Sermons

Summary: A message concerning the need to recognize false brothers and remove them from the church.

Contend for the Faith

Jude

October 21, 2001

Introduction

Have you ever had someone from your own family voice their opinion that you are out of your mind?

Here you are, out there trying to do what you think God has you doing, whether it is in full-time ministry, or ministry in a job setting, and your own brother says that he thinks you are crazy.

And he means it.

Today, as we continue in our series on “The Little Guys,” those books of the Bible which seem to get less attention, we look at the writing of a person just like I described.

In the third chapter of Mark, we read these words:

Then Jesus entered a house, and again a crowd gathered, so that he and his disciples were not even able to eat. 21 When his family heard about this, they went to take charge of him, for they said, "He is out of his mind."

According to the best known information, the author of our Scripture passage today is one of Jesus’ own brothers; His half-brother, actually.

Here is a guy who was at first embarrassed by his brother, then later served Him as a leader.

Jude identifies himself as a brother of James, who was also a half-brother of Jesus.

And Jude, far from wondering if His brother is nuts, now writes a letter saying that the brother he once mocked is the Sovereign Lord.

God is in the business of changing lives, folks, and He does not discriminate against those who had treated Him harshly if they come to Him in faith, as His brothers did.

In this letter, Jude beats the same drum as the apostle John did in his letters: truth is all-important, and needs to be defended.

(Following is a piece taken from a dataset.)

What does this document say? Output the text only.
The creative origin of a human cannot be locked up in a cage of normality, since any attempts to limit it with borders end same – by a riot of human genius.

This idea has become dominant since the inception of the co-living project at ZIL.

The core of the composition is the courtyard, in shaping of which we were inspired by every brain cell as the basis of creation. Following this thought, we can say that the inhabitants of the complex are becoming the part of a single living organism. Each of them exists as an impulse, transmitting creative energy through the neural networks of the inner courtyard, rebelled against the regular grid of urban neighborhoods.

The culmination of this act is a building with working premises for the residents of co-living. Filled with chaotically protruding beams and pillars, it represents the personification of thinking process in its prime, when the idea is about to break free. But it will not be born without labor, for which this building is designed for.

Apparently, godless men had slipped in among the fellowship and tried to destroy the apostles’ teachings. They were not men who were followers of Christ who just made some mistakes in doctrine, they were intruders who did not belong in the first place, and who wreck the believers’ faith.

This will give you a handle on the urgency of this letter.

And in looking at this letter, I want to help us see not the challenge of first-century Christians, but the reality of this challenge in our own time, 20 centuries later.

Please turn with me in your Bibles to the book of Jude. If you are using the Bibles in the seats, this can be found on page 866.

My purpose this morning is to whet our appetites for defending the truth of Jesus Christ, God’s Son, the Savior, and the only hope for mankind.

In doing this, I want us to look at the need to first of all…

I. Recognize the Challenge.

Please follow along as I read verses 1-13.

Jude, a servant of Jesus Christ and a brother of James,

To those who have been called, who are loved by God the Father and kept by Jesus Christ:

2 Mercy, peace and love be yours in abundance.

3 Dear friends, although I was very eager to write to you about the salvation we share, I felt I had to write and urge you to contend for the faith that was once for all entrusted to the saints. 4 For certain men whose condemnation was written about long ago have secretly slipped in among you. They are godless men, who change the grace of our God into a license for immorality and deny Jesus Christ our only Sovereign and Lord.

5 Though you already know all this, I want to remind you that the Lord delivered his people out of Egypt, but later destroyed those who did not believe. 6 And the angels who did not keep their positions of authority but abandoned their own home--these he has kept in darkness, bound with everlasting chains for judgment on the great Day. 7 In a similar way, Sodom and Gomorrah and the surrounding towns gave themselves up to sexual immorality and perversion. They serve as an example of those who suffer the punishment of eternal fire.

8 In the very same way, these dreamers pollute their own bodies, reject authority and slander celestial beings. 9 But even the archangel Michael, when he was disputing with the devil about the body of Moses, did not dare to bring a slanderous accusation against him, but said, "The Lord rebuke you!" 10 Yet these men speak abusively against whatever they do not understand; and what things they do understand by instinct, like unreasoning animals--these are the very things that destroy them.

11 Woe to them! They have taken the way of Cain; they have rushed for profit into Balaam’s error; they have been destroyed in Korah’s rebellion.

12 These men are blemishes at your love feasts, eating with you without the slightest qualm--shepherds who feed only themselves. They are clouds without rain, blown along by the wind; autumn trees, without fruit and uprooted--twice dead. 13 They are wild waves of the sea, foaming up their shame; wandering stars, for whom blackest darkness has been reserved forever.